Former Australian under-20 rugby union coach Shane Arnold (left) at Heritage Oval with Toowoomba Bears captain Mick Collins. Kevin Farmer

Bears welcome special guest to their den

ONE of Australia's most accomplished rugby coaches reckons there is plenty city footballers can learn from their country cousins.

But the boot was on the other foot last week when Shane Arnold took time out to re-connect with grass-roots rugby on the Darling Downs.

Arnold is a successful Premier Grade, NRC, Australian under 20 and Reds coach.

Last week he was in Toowoomba at the invitation of Bears rugby club for a Thursday night training session, happy to interact with coaches and players to his experiences at elite level rugby.

"I've been pretty lucky that I've been able to go all the way through the rugby pathway with plenty of support from the ARU and QRU along the way," Arnold said.

"I have a family connection to Charlie Martin, the Bears president, and I have a couple of clients up here at board level and support level.

"I was up this way and they asked me to come along and give a bit of a hand, and I'm excited to do so.

"I'll just have a look at what they are doing and if I can add anything of benefit, then I will.

"If they are doing things good, then I will let them know as well.

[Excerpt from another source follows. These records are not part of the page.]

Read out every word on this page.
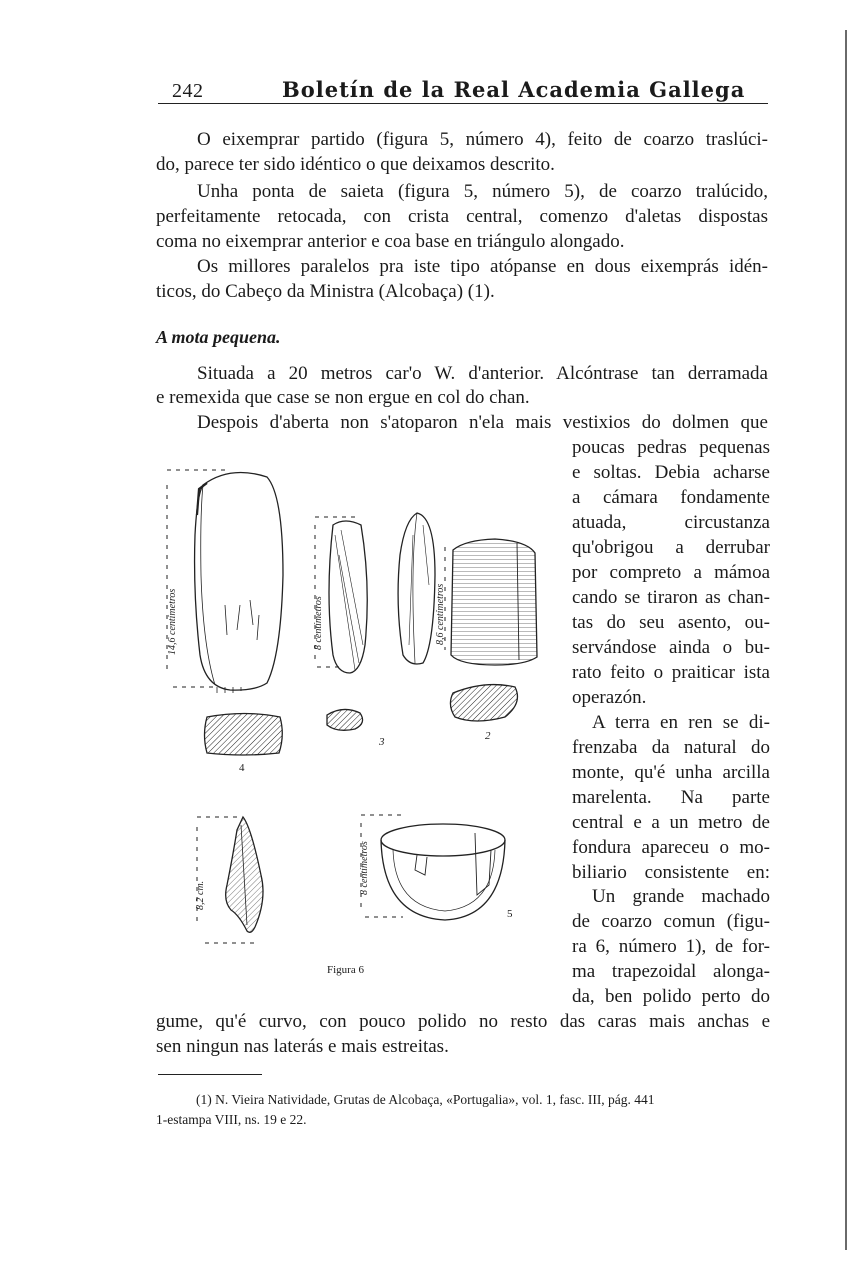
242	Boletín de la Real Academia Gallega
O eixemprar partido (figura 5, número 4), feito de coarzo traslúci-
do, parece ter sido idéntico o que deixamos descrito.
Unha ponta de saieta (figura 5, número 5), de coarzo tralúcido,
perfeitamente retocada, con crista central, comenzo d'aletas dispostas
coma no eixemprar anterior e coa base en triángulo alongado.
Os millores paralelos pra iste tipo atópanse en dous eixemprás idén-
ticos, do Cabeço da Ministra (Alcobaça) (1).
A mota pequena.
Situada a 20 metros car'o W. d'anterior. Alcóntrase tan derramada
e remexida que case se non ergue en col do chan.
Despois d'aberta non s'atoparon n'ela mais vestixios do dolmen que
poucas pedras pequenas
e soltas. Debia acharse
a cámara fondamente
atuada, circustanza
qu'obrigou a derrubar
por compreto a mámoa
cando se tiraron as chan-
tas do seu asento, ou-
servándose ainda o bu-
rato feito o praiticar ista
operazón.
A terra en ren se di-
frenzaba da natural do
monte, qu'é unha arcilla
marelenta. Na parte
central e a un metro de
fondura apareceu o mo-
biliario consistente en:
Un grande machado
de coarzo comun (figu-
ra 6, número 1), de for-
ma trapezoidal alonga-
da, ben polido perto do
gume, qu'é curvo, con pouco polido no resto das caras mais anchas e
sen ningun nas laterás e mais estreitas.
14,6 centímetros	8 centímetros	8,6 centímetros
8 centímetros
8,2 cm.
4
3	2
5
Figura 6
(1) N. Vieira Natividade, Grutas de Alcobaça, «Portugalia», vol. 1, fasc. III, pág. 441
1-estampa VIII, ns. 19 e 22.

"It's a bit of a one-off for me, but I actually did something with Goondiwindi last year, because I've got a mate who coaches at the club.

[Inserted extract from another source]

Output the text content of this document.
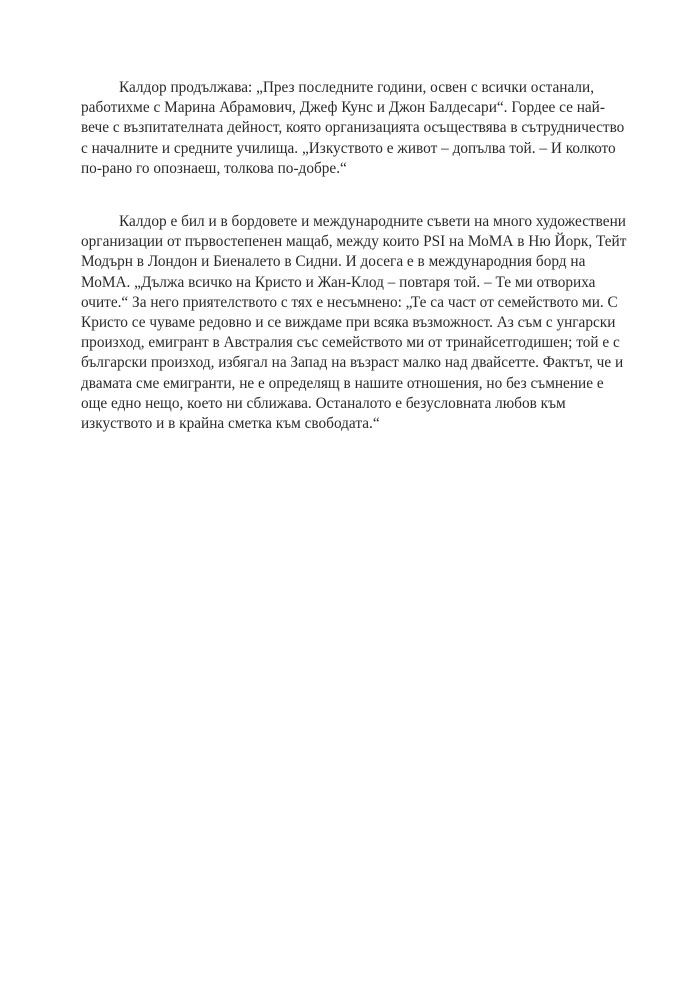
Калдор продължава: „През последните години, освен с всички останали, работихме с Марина Абрамович, Джеф Кунс и Джон Балдесари“. Гордее се най-вече с възпитателната дейност, която организацията осъществява в сътрудничество с началните и средните училища. „Изкуството е живот – допълва той. – И колкото по-рано го опознаеш, толкова по-добре.“

Калдор е бил и в бордовете и международните съвети на много художествени организации от първостепенен мащаб, между които PSI на МоМА в Ню Йорк, Тейт Модърн в Лондон и Биеналето в Сидни. И досега е в международния борд на МоМА. „Дължа всичко на Кристо и Жан-Клод – повтаря той. – Те ми отвориха очите.“ За него приятелството с тях е несъмнено: „Те са част от семейството ми. С Кристо се чуваме редовно и се виждаме при всяка възможност. Аз съм с унгарски произход, емигрант в Австралия със семейството ми от тринайсетгодишен; той е с български произход, избягал на Запад на възраст малко над двайсетте. Фактът, че и двамата сме емигранти, не е определящ в нашите отношения, но без съмнение е още едно нещо, което ни сближава. Останалото е безусловната любов към изкуството и в крайна сметка към свободата.“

"It's good to get out to the country rugby teams and have a look and see how passionate they are about the game and how much they enjoy it.

"The fitness side of things is one aspect where country players can probably most improve themselves.

"But I think that just comes back to depth and numbers playing the game.

"There's a lot more guys playing rugby in the city which pushes the standard up.

"There's not as many guys out in the country areas playing footy.

"But I don't think there is any one area country players lack in. It's just a different type and level of footy.

"There's a lot of things the country boys can teach the city boys, so I think it works both ways."

Martin said Arnold's visit was part of the Bears' aim to inject fresh input into the club and competition.

"We have a lot of young kids coming on and to have someone of Shane's profile helping them out with a few skill and motivational tips we think can only help us as a club," Martin said.